The ongoing conflict in the DRC has left communities across the east in ruins and their civilian populations killed or displaced. By 2006 an estimated 3.9 million Congolese had died as a result of the conflict, with around 1,200 people continuing to die every day from violence, preventable disease or starvation.

As part of a national peace process and a political transition that began in June 2003, the DRC government, backed by $200 million of international finance, launched a country-wide programme for the disarmament, demobilisation and reintegration (DDR) into civilian life of an estimated 150,000 fighters - including an estimated 30,000 children. The implementation of the programme has been hampered by a lack of political and military will, serious management and technical problems, and ongoing insecurity in eastern DRC. By June 2006, the government commission in charge of DDR claimed that it had demobilized just over 19,000 children.

Under international law, the recruitment and use of children under 18 is prohibited. The recruitment and use of children under 15 is a war crime.

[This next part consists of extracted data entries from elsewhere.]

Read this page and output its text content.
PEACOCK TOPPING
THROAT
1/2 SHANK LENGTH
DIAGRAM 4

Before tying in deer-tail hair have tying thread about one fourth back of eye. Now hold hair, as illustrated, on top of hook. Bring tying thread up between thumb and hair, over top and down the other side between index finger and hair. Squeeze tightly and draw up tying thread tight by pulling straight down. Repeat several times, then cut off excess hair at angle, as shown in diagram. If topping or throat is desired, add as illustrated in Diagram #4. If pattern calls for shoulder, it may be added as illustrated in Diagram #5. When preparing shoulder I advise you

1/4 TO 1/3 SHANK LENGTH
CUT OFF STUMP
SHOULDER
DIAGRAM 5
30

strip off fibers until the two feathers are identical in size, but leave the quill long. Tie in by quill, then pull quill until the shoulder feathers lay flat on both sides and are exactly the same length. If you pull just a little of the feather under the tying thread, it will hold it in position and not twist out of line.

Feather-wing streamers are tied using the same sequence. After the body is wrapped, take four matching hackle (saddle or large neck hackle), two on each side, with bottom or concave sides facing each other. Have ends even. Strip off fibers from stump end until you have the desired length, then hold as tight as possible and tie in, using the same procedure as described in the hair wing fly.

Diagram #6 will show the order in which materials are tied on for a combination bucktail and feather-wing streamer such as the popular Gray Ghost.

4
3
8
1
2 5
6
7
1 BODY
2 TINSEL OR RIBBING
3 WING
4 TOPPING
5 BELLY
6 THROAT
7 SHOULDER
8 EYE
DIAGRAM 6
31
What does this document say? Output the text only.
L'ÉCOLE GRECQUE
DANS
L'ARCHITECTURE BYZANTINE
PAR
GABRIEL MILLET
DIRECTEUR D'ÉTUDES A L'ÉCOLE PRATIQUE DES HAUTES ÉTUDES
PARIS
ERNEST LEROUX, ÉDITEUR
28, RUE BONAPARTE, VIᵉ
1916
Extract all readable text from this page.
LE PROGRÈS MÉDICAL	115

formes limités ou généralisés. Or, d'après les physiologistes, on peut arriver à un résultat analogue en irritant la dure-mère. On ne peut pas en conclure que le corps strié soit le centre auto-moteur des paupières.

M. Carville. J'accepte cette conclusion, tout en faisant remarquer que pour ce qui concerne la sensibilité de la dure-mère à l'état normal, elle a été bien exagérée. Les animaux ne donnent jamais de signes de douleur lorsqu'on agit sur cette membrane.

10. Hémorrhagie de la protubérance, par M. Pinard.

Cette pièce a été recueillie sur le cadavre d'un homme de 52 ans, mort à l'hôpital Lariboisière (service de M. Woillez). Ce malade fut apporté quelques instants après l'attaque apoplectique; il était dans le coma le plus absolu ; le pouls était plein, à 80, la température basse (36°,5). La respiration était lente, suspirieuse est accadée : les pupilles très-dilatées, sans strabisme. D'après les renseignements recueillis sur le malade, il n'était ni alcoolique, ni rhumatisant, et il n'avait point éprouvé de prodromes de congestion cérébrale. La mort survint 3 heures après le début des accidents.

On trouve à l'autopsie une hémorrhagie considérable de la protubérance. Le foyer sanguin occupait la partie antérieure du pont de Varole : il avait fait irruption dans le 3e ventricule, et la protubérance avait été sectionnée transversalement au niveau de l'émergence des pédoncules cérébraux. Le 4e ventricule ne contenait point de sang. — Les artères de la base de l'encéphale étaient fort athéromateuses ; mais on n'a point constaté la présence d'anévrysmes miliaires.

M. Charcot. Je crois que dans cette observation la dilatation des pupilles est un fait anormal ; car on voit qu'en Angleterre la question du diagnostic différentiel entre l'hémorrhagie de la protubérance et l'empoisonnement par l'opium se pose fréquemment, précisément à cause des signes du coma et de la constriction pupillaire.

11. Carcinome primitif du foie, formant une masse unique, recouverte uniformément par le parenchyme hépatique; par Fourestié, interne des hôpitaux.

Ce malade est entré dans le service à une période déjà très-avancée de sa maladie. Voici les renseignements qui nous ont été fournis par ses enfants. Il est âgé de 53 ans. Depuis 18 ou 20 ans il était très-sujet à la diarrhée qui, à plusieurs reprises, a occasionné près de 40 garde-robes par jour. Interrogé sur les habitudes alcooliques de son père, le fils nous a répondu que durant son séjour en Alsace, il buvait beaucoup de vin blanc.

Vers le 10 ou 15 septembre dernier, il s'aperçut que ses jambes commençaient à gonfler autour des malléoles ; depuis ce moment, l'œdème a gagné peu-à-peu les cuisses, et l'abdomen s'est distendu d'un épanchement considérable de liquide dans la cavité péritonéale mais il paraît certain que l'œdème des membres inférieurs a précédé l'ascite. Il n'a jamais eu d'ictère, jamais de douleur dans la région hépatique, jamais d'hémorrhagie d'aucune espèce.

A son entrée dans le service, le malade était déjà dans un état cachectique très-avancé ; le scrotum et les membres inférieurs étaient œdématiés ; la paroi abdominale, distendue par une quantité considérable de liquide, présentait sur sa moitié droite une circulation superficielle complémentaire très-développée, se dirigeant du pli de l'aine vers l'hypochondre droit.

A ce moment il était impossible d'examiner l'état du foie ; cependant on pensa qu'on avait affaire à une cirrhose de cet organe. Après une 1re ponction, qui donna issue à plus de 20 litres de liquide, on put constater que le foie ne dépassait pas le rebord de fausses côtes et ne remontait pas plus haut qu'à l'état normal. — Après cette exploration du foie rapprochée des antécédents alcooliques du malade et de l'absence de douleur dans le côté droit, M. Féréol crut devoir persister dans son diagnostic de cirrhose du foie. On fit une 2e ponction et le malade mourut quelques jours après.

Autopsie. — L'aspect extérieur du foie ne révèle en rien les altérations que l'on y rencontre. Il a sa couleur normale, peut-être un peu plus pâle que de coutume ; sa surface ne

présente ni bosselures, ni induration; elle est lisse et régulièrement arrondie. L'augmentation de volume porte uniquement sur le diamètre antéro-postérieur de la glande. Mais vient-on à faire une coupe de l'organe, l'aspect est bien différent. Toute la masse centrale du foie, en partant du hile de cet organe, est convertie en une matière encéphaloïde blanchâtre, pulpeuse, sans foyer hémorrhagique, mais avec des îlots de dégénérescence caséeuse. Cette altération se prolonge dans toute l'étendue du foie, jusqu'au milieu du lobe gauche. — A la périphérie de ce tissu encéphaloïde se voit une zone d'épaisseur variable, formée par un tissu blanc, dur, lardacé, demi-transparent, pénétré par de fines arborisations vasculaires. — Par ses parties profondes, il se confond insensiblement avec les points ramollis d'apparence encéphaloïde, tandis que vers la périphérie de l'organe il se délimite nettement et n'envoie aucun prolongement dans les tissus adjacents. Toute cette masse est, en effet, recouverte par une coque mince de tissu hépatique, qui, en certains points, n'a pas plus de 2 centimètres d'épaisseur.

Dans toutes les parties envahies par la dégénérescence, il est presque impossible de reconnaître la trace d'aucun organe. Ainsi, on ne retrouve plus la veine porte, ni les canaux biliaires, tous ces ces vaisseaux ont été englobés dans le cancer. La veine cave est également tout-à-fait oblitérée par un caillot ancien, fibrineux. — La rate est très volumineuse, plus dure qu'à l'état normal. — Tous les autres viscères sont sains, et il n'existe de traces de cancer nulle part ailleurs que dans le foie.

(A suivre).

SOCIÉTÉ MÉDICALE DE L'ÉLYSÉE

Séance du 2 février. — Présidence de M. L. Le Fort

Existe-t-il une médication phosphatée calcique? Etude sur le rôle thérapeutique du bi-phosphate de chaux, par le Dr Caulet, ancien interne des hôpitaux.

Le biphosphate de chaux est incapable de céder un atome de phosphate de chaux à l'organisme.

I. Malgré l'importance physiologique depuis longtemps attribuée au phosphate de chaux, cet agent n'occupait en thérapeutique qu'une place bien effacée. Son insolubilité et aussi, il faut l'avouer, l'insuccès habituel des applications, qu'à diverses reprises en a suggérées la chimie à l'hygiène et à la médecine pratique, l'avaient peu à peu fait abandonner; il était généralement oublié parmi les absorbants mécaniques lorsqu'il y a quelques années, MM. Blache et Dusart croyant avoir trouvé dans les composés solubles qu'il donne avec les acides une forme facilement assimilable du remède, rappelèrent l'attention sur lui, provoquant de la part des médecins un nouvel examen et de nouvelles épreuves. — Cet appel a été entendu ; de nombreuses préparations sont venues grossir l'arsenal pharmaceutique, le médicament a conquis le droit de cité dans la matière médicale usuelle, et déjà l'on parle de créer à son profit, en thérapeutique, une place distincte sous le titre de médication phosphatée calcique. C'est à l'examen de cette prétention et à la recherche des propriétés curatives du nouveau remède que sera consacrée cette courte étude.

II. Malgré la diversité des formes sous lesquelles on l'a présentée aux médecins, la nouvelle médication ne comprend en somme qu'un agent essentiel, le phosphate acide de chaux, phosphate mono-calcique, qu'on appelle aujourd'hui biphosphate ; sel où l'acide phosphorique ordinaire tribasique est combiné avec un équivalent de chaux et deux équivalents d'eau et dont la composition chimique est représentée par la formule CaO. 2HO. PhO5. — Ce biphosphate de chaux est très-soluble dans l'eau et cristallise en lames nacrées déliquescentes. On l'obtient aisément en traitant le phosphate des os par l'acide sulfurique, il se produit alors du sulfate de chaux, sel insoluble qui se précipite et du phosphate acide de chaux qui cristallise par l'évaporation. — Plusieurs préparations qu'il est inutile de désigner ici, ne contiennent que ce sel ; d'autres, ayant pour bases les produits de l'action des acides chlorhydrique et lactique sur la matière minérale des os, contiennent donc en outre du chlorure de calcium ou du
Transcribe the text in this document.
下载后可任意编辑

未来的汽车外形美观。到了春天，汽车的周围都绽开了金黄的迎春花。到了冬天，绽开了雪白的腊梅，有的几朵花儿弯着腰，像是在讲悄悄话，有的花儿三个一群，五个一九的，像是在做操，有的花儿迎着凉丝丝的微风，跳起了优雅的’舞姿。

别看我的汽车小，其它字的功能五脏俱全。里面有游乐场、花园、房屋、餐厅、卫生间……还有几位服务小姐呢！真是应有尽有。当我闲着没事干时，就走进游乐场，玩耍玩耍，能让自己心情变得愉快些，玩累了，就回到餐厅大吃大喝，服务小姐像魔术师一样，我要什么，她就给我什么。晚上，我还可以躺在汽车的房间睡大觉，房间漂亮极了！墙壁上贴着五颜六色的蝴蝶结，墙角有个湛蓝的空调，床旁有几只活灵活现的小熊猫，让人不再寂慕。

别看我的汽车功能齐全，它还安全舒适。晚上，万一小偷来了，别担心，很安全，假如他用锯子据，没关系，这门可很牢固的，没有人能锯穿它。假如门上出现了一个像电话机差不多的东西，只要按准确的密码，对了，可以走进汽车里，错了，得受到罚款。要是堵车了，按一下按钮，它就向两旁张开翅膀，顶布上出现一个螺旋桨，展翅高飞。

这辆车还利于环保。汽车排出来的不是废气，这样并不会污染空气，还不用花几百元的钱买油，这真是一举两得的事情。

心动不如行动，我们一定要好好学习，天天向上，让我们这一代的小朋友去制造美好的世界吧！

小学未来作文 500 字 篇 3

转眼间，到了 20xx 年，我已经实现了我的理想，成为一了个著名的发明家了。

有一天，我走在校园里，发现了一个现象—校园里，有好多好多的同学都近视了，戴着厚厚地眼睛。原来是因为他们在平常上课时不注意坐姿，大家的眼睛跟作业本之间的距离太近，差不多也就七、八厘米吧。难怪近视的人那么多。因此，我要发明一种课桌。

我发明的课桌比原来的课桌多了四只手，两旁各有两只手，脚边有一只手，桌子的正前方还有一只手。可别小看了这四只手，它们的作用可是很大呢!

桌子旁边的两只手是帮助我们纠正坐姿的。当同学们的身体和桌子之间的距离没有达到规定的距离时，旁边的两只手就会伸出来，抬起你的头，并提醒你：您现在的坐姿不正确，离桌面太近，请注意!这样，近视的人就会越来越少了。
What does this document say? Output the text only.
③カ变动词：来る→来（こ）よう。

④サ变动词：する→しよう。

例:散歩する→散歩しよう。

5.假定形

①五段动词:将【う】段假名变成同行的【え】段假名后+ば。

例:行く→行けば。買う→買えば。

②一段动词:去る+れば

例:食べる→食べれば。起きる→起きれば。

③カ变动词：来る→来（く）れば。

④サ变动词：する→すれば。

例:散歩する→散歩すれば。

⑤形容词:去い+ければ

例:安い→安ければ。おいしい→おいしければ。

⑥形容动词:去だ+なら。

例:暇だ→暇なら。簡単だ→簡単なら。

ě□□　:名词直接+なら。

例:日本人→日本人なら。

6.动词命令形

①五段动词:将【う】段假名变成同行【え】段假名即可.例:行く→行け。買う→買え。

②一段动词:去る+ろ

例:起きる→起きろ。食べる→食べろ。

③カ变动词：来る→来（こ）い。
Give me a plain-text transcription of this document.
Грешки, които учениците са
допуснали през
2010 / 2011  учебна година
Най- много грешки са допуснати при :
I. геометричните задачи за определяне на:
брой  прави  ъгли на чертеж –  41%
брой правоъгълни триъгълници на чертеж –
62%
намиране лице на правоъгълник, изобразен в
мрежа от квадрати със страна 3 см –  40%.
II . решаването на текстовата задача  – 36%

It is estimated that children constitute up to forty per cent of some forces engaged in conflict in the DRC - with girls making up about forty per cent of these children.

State spending on education has declined dramatically in recent years - in real terms, it is now less than four per cent of what it was in 1980. In the absence of adequate government support, state schools rely on direct payments from parents to meet 80 - 90 per cent of their funding needs. Many households cannot afford these fees. Many teachers in the DRC are expected to survive on as little as $10 per month.